Hay examined a patient in April 2016 and July 2017 and failed to refer the patient urgently for possible wet macular degeneration.
After a routine cataract referral was made following the 2017 appointment, an ophthalmologist referred the patient urgently to the macular clinic.
A diagnosis of wet age-related macular degeneration was made with advanced and chronic changes in both eyes.
In mitigation, the GOC took into account Hay’s efforts to remediate his failings, testimonial evidence and reports from supervisors.
The committee also gave weight to the fact that Hay had fully cooperated with the GOC and the Grampian NHS review.
The committee noted that the failures in this case resulted in “extremely serious harm” to the patient.
“The registrant had failed to identify the signs of a sight threatening condition which a practitioner would encounter on a regular basis,” the decision noted.
The GOC considered a nine-month suspension order necessary to mark the seriousness of the misconduct.
Plymouth-based student optometrist, Bella Reid (GOC registration SO-11342), has been erased from the GOC register.
A GOC fitness to practise committee found that Reid’s fitness to train was impaired by reason of misconduct after she forged her supervisor’s signature to falsely confirm that she had attended her last day of placement.
The committee considered Reid’s lack of engagement with the GOC, limited insight into her misconduct, lack of remorse and initial denial of the misconduct to be aggravating factors in the case.
In mitigation, the committee took into account the fact that the registrant was experiencing personal difficulties and that she admitted forging the signature during the course of the university’s fitness to practise procedure.
The GOC determined that erasure was the appropriate sanction.
“The committee considered that the registrant’s dishonest misconduct was a serious departure from the relevant professional standards,” the decision concluded.
Norwich-based dispensing optician, Jeremy Simeons (GOC registration D-7435) has been erased from the GOC register following his conviction for the sexual assault of a child under the age of 13.
Simeons received a two-year prison sentence after his conviction in May 2020 and a 10-year Sexual Harm Prevention Order.
A GOC fitness to practise committee concluded that the serious nature of the offending by the registrant had brought the profession into disrepute and would undermine public confidence in the profession.
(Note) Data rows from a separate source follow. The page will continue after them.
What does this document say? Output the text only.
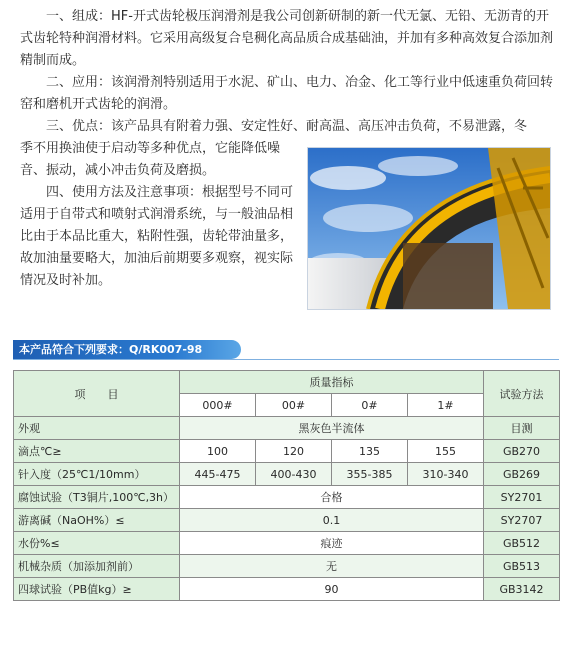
一、组成：HF-开式齿轮极压润滑剂是我公司创新研制的新一代无氯、无铅、无沥青的开式齿轮特种润滑材料。它采用高级复合皂稠化高品质合成基础油，并加有多种高效复合添加剂精制而成。

二、应用：该润滑剂特别适用于水泥、矿山、电力、冶金、化工等行业中低速重负荷回转窑和磨机开式齿轮的润滑。

三、优点：该产品具有附着力强、安定性好、耐高温、高压冲击负荷，不易泄露，冬

季不用换油使于启动等多种优点，它能降低噪音、振动，减小冲击负荷及磨损。

四、使用方法及注意事项：根据型号不同可适用于自带式和喷射式润滑系统，与一般油品相比由于本品比重大，粘附性强，齿轮带油量多，故加油量要略大，加油后前期要多观察，视实际情况及时补加。

本产品符合下列要求：Q/RK007-98
项　　目	质量指标				试验方法
	000#	00#	0#	1#	
外观	黑灰色半流体				目测
滴点℃≥	100	120	135	155	GB270
针入度（25℃1/10mm）	445-475	400-430	355-385	310-340	GB269
腐蚀试验（T3铜片,100℃,3h）	合格				SY2701
游离碱（NaOH%）≤	0.1				SY2707
水份%≤	痕迹				GB512
机械杂质（加添加剂前）	无				GB513
四球试验（PB值kg）≥	90				GB3142
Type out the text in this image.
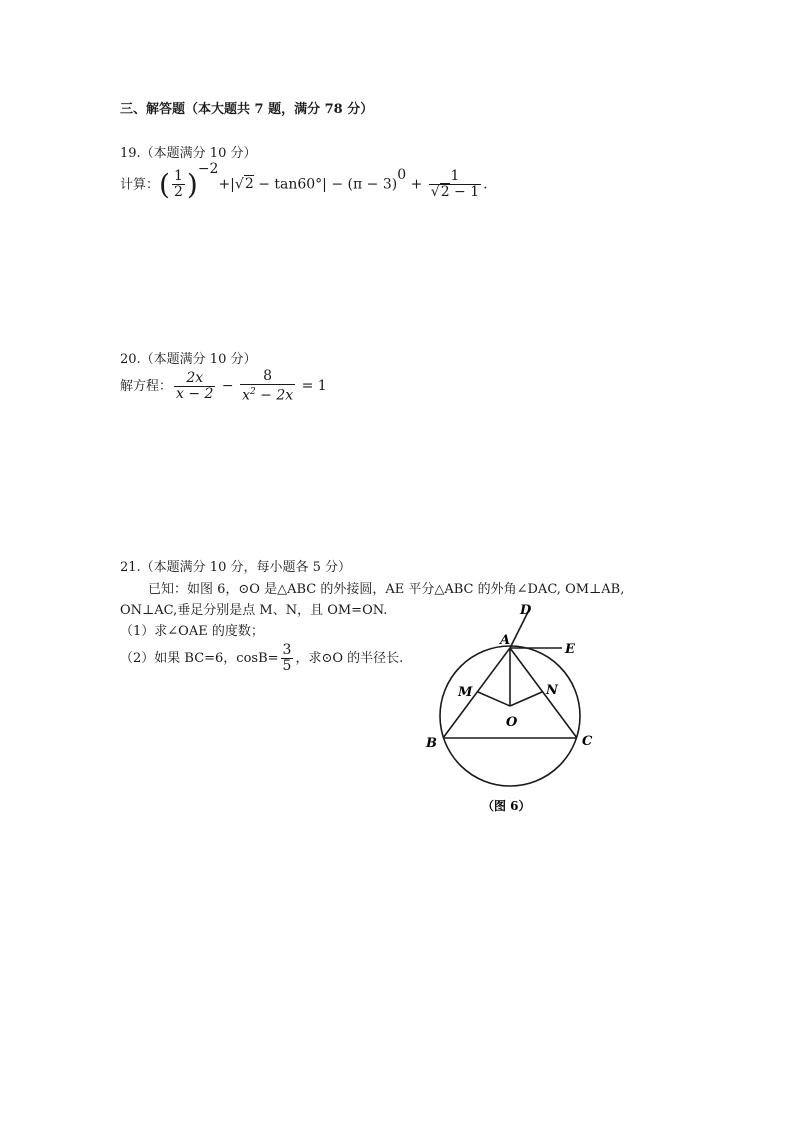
三、解答题（本大题共 7 题，满分 78 分）
19.（本题满分 10 分）
计算：( $\frac{1}{2} )^{-2}+|√2 - \tan 60^\circ| - (\pi - 3)^0 + \frac{1}{√2 - 1}$ .
20.（本题满分 10 分）
解方程： $\frac{2x}{x - 2} - \frac{8}{x^2 - 2x} = 1$
21.（本题满分 10 分，每小题各 5 分）
已知：如图 6，⊙O 是△ABC 的外接圆，AE 平分△ABC 的外角∠DAC, OM⊥AB,
ON⊥AC,垂足分别是点 M、N，且 OM=ON.
（1）求∠OAE 的度数；
（2）如果 BC=6，$\cos B= \frac{3}{5}$ ，求⊙O 的半径长.
D
A
E
M	N
O
B	C
（图 6）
The committee also determined that Simeons had no insight into his offending and there was a high risk of repetition.
Committee chair Anne Johnstone highlighted that erasure was the only proportionate and appropriate sanction available in the case.
“In all the circumstances it was the committee’s judgement that the registrant’s behaviour which led to the conviction was fundamentally incompatible with ongoing professional registration,” the decision stated.
Fazeela Makda (GOC registration 01-25045), an optometrist based in Nuneaton, has been suspended from the optical regulator’s register for a period of six months.
The sanction related to accessing patient records without clinical justification and making amendments to records without examining patients. Makda admitted her actions were dishonest.
A GOC fitness to practise committee decision highlighted that a dishonest amendment of clinical records is serious misconduct and demands a finding of impairment to protect the confidence held by the public in the profession and the optical regulator.
The committee took into account the seriousness of the dishonesty which involved numerous patient records and took place over a lengthy period of time.
However, the committee also considered the fact that Makda made no personal gain from her actions and had references attesting to her good character.
Makda also admitted the behaviour, displayed remorse and showed genuine insight into her actions.
The committee considered that a six-month suspension was the appropriate sanction, taking into account “the public interest that lies in retaining the services of a committed and talented optometrist whose contribution to the profession is recognised by their colleagues.”